Open-World Instance Segmentation (OWIS) is an emerging research topic that aims to segment class-agnostic object instances from images. The mainstream approaches use a two-stage segmentation framework, which first locates the candidate object bounding boxes and then performs instance segmentation. In this work, we instead promote a single-stage transformer-based framework for OWIS. We argue that the end-to-end training process in the single-stage framework can be more convenient for directly regularizing the localization of class-agnostic object pixels. Based on the transformer-based instance segmentation framework, we propose a regularization model to predict foreground pixels and use its relation to instance segmentation to construct a cross-task consistency loss. We show that such a consistency loss could alleviate the problem of incomplete instance annotationa common problem in the existing OWIS datasets. We also show that the proposed loss lends itself to an effective solution to semi-supervised OWIS that could be considered an extreme case that all object annotations are absent for some images. Our extensive experiments demonstrate that the proposed method achieves impressive results in both fully-supervised and semi-supervised settings. Compared to SOTA methods, the proposed method significantly improves the AP 100 score by 4.75% in UVO dataset →UVO dataset setting and 4.05% in COCO dataset →UVO dataset setting. In the case of semi-supervised learning, our model learned with only 30% labeled data, even outperforms its fully-supervised counterpart with 50% labeled data. The code will be released soon.

1. INTRODUCTION

Traditional instance segmentation Lin et al. (2014) ; Cordts et al. (2016) methods often assume that objects in images can be categorized into a finite set of predefined classes (i.e., closed-world). Such an assumption, however, can be easily violated in many real-world applications, where models will encounter many new object classes that never appeared in the training data. Note that our work is not just a straightforward adaptation of Mask2Former from close-world to open-world. This is because unlike closed-world segmentation, where the object categories can be clearly defined before annotation, the open-world scenario makes it challenging for annotators to label all instances completely or ensure annotation consistency across different images because they cannot have a well-defined finite set of object categories. As shown in Figure 1 (a), annotators miss some instances. It still remains challenging that how to handle such incomplete annotations (i.e. some instances missed).

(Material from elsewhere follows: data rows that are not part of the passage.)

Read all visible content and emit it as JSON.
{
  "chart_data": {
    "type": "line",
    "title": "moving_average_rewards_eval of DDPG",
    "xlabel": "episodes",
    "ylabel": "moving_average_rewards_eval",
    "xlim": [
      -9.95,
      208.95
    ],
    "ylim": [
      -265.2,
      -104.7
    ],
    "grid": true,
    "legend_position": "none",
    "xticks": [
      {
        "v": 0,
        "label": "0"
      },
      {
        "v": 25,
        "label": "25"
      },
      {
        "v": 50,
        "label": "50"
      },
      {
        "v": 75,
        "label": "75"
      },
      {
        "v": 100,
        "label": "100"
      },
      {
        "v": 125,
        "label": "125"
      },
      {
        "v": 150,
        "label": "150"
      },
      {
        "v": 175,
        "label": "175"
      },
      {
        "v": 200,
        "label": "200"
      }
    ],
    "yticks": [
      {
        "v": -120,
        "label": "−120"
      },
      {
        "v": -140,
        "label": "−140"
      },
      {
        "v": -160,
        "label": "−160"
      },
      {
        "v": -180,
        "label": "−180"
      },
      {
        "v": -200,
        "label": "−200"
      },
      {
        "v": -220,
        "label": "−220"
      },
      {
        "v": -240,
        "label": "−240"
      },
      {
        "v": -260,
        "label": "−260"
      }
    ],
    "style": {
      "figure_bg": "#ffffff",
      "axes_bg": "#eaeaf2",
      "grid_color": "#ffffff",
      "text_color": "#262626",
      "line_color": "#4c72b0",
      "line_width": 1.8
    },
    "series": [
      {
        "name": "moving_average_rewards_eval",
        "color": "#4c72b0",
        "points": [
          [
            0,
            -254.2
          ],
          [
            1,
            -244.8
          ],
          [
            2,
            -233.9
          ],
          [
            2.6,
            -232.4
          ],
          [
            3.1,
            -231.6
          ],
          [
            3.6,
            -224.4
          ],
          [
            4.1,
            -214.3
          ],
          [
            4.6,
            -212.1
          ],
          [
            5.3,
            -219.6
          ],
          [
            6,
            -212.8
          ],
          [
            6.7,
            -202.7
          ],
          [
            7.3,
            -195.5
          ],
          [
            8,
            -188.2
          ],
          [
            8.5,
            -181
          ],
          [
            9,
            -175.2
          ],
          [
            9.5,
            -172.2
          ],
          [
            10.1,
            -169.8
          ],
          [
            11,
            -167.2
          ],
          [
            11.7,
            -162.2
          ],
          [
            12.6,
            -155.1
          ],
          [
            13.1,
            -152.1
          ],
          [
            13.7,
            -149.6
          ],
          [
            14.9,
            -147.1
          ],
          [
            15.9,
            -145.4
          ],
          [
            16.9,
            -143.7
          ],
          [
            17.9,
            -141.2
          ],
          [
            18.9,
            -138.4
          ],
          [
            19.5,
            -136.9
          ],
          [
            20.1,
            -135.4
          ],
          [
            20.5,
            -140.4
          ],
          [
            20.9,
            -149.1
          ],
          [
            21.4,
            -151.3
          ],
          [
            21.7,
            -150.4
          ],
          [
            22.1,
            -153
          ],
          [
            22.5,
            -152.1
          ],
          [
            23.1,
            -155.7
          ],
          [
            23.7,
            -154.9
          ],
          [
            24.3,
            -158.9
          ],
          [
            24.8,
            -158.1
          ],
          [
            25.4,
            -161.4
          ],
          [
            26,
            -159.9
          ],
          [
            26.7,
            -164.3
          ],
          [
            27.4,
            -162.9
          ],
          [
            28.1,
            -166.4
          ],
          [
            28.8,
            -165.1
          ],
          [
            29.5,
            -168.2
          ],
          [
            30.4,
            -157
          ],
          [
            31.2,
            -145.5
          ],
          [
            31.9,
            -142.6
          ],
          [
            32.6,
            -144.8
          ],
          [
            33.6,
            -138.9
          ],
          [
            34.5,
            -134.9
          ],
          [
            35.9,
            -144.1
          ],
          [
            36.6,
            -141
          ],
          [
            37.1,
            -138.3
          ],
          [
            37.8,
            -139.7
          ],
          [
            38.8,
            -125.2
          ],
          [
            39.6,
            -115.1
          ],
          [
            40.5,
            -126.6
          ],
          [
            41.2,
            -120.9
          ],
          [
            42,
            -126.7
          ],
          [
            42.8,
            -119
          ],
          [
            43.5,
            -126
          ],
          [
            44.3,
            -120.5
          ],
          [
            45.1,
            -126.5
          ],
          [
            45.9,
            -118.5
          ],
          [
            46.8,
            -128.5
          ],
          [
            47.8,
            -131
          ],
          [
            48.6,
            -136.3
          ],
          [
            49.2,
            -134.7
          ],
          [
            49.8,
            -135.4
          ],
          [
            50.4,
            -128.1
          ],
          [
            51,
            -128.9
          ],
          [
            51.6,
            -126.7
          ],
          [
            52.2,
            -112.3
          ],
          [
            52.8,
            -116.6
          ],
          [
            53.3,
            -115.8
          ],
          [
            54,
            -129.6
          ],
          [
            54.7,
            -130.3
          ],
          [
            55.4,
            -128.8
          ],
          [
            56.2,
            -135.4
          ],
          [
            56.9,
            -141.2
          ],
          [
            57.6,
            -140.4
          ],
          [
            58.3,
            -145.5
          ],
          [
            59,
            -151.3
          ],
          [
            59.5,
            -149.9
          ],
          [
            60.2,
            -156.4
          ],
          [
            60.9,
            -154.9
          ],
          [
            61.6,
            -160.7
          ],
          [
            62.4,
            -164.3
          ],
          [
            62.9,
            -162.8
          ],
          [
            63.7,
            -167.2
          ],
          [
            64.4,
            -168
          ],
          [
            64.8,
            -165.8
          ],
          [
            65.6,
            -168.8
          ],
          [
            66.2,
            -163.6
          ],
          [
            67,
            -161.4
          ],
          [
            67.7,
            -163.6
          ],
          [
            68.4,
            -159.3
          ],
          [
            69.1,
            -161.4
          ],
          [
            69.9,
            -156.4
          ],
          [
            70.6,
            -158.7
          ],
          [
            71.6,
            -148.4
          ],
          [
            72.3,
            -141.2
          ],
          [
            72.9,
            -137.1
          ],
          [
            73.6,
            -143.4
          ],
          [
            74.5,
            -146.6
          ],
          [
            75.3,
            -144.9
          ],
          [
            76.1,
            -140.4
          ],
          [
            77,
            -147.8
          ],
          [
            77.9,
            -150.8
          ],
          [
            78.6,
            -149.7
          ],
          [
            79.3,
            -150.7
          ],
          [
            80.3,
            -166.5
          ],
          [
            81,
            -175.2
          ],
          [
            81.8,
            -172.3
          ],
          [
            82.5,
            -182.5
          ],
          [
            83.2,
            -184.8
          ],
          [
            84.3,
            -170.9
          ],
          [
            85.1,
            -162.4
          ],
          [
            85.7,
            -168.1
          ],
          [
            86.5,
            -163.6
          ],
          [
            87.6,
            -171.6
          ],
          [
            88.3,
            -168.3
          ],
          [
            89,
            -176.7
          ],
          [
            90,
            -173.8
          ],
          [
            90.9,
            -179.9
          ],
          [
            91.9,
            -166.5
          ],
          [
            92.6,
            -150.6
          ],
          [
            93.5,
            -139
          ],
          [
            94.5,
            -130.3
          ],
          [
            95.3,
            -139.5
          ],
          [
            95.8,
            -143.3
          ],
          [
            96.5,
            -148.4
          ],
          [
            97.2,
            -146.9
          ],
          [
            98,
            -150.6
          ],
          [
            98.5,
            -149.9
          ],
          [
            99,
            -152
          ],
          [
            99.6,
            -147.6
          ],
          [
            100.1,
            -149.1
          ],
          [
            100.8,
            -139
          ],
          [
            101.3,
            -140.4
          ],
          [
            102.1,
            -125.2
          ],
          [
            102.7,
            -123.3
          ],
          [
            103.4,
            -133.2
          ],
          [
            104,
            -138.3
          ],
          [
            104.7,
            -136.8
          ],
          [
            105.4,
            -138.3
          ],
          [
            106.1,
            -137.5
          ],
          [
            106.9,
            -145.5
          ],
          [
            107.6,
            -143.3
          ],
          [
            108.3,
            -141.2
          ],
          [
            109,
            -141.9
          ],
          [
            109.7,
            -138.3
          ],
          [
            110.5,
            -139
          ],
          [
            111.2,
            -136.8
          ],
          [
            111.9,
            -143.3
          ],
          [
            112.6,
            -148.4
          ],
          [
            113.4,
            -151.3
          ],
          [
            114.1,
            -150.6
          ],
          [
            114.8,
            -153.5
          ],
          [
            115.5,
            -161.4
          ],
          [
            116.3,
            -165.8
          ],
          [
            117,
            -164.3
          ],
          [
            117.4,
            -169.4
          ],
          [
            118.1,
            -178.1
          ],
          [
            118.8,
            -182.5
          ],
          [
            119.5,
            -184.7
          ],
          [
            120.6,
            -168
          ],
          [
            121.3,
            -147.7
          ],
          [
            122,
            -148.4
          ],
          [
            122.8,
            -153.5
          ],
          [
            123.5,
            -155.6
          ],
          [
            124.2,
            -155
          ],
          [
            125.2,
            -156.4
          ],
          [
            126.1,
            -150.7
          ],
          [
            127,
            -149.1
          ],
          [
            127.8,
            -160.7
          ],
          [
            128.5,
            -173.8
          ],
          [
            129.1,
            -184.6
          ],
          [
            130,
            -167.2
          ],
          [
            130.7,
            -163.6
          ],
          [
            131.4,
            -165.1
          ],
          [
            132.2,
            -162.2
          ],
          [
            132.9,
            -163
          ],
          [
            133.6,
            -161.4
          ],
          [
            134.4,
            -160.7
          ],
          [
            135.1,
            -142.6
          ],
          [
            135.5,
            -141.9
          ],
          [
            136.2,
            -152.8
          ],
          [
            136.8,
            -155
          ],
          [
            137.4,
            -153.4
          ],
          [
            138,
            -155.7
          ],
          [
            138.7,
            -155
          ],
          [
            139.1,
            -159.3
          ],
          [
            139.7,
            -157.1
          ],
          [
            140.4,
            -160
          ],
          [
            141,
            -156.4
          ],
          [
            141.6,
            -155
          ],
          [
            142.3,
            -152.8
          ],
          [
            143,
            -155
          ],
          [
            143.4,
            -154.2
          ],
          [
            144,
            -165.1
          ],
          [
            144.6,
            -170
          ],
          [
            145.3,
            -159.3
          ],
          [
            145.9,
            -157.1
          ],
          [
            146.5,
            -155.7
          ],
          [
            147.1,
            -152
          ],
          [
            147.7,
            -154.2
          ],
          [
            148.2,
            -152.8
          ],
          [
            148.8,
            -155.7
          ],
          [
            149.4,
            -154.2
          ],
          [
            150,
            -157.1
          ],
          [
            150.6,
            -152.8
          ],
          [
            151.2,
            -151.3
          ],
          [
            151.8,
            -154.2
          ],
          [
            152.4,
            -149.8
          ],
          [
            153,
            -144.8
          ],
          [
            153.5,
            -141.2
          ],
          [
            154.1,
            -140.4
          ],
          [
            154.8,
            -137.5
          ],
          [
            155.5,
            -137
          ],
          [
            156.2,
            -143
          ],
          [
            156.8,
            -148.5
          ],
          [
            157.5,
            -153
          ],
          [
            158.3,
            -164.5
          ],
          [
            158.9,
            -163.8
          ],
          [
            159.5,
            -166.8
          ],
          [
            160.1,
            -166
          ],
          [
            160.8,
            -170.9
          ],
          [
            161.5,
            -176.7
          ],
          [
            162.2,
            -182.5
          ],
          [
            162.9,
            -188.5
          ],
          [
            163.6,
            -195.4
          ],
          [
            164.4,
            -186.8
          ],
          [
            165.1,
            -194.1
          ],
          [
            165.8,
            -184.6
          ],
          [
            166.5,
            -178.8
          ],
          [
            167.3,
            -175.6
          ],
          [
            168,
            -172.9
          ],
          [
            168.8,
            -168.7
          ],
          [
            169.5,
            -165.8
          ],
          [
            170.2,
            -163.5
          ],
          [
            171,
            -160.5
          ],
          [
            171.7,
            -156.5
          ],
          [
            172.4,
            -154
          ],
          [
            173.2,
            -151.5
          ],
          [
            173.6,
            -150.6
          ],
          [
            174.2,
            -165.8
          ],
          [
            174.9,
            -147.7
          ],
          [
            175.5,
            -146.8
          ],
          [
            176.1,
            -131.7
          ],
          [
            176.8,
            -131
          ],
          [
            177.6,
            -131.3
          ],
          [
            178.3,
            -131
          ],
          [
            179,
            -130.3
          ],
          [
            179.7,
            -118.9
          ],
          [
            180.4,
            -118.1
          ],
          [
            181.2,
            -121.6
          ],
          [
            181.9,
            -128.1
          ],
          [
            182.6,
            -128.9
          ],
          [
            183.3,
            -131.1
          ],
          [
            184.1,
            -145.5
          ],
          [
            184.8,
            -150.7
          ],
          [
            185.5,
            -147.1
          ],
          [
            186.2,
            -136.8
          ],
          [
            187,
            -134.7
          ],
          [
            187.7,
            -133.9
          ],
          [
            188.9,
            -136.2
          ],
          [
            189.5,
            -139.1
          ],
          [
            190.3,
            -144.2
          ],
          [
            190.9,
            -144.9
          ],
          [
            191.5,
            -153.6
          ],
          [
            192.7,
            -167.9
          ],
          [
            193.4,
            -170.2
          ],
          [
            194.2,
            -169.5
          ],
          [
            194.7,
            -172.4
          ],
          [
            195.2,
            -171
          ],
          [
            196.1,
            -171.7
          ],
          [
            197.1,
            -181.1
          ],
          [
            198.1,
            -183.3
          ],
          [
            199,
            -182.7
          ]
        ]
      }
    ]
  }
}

Therefore, researchers recently attempted to tackle the problem of Open-World Instance Segmentation (OWIS) Wang et al. (2021), which targets class-agnostic segmentation of all objects in the image. Prior to this paper, most existing methods for OWIS are of two-stage Wang et al. (2022); Saito et al. (2021), which detect bounding boxes of objects and then segment them. Despite their promising performances, such a paradigm cannot handle and recover if object bounding boxes are not detected. In contrast, a transformer-based approach called Mask2Former Cheng et al. (2022) has recently been introduced, yet only for closed-world instance segmentation. Based on the Mask2Former, we propose a Transformer-based Open-world Instance Segmentation method named TOIS.